Empty Net

Where have all the Portland Winter Hawks fans gone?

Last Friday was a good night for new Portland Winter Hawks co-owner and president Jack Donovan: biggest crowd of the season, his team won and nobody yelled at him.

Donovan, one of three owners who took over the 30-year-old major junior hockey franchise in March, spent the evening wandering the Memorial Coliseum, chatting with fans and pointing out all the improvements he'd like in the 46-year-old building. Among the updates: lighting added, advertising updated, hockey pictures hung to replace 1990s-vintage Trail Blazers photos, food upgraded, debit-card machines installed, ATMs updated, replay screens hung.
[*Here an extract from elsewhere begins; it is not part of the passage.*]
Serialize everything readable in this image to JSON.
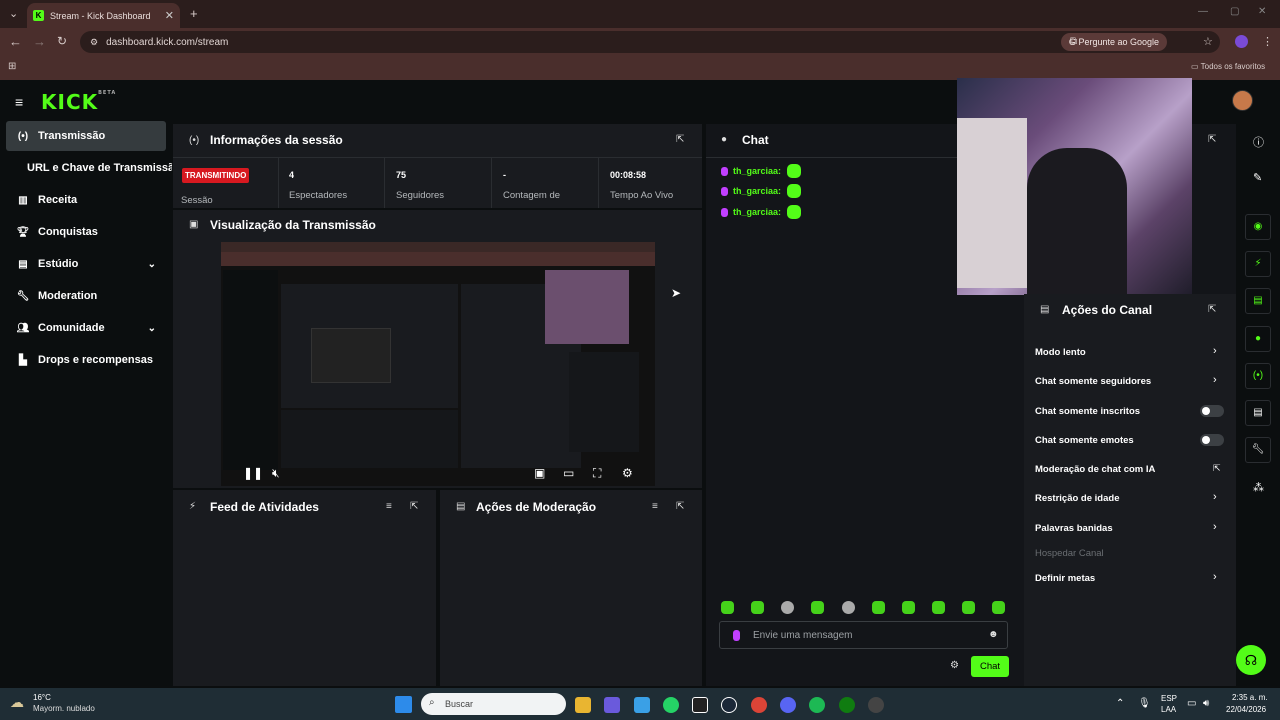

"We can't get it all done," Donovan says. "But if we can keep chipping away at it and make improvements step by step, then I think we have an opportunity to show fans that we are for real, and that we're trying to do the best we can to make this their home."

So far, one month into the season, a lot fewer fans have accepted that invitation.

While a season-high crowd of 5,101 watched the Hawks beat arch rival Seattle 3-2, overall attendance through the first eight home games has dropped more than 30 percent this year, from an average of 5,718 at this point last year to 3,964.

Last year's numbers at this stage included five games at the Rose Garden, the Coliseum's larger, newer neighbor. Donovan put all but six of the team's 36 home games this year at the Coliseum, saying it's cheaper to rent and there's more scheduling flexibility because the Hawks don't have to compete for dates with the NBA Trail Blazers and other events. Last year, the Hawks played 18 games in the Rose Garden.

The decision leaves diehard fans with a mixed opinion. Eric Harden, who drives from Albany with his family to almost every game, prefers the "electricity" at the Rose Garden. But Paul Eddy, who has season tickets right behind the goal, prefers the Coliseum because "it's ours."

Yet the decision to play most games in the Coliseum isn't even what has the Winter Hawks' fan base questioning Donovan loudest. He says he gets "yelled at" most about replacing radio game broadcasts with streaming audio on the team's website.

"Some people are hot about that," Donovan says. "We were on a directional AM station with a small footprint [970 AM], so I asked myself, 'How can I better spend that money to get us out to a broader public?' That's why we televise just about all our home games and are working on doing road games."

But televising 30 home games this year compared with six last year also seems to lessen the chance that fans would feel the need to attend. Defending this decision, Donovan refers to the Atlanta Braves/Chicago Cubs model from baseball: Put your team on TV and people will want to come see it in person.

"We need to develop new fans all the time," he says.

The first broadcast, on Comcast Cable Channel 14 opposite an NFL game, drew a 0.6 rating, which the team's publicist said translates to 3,000 households.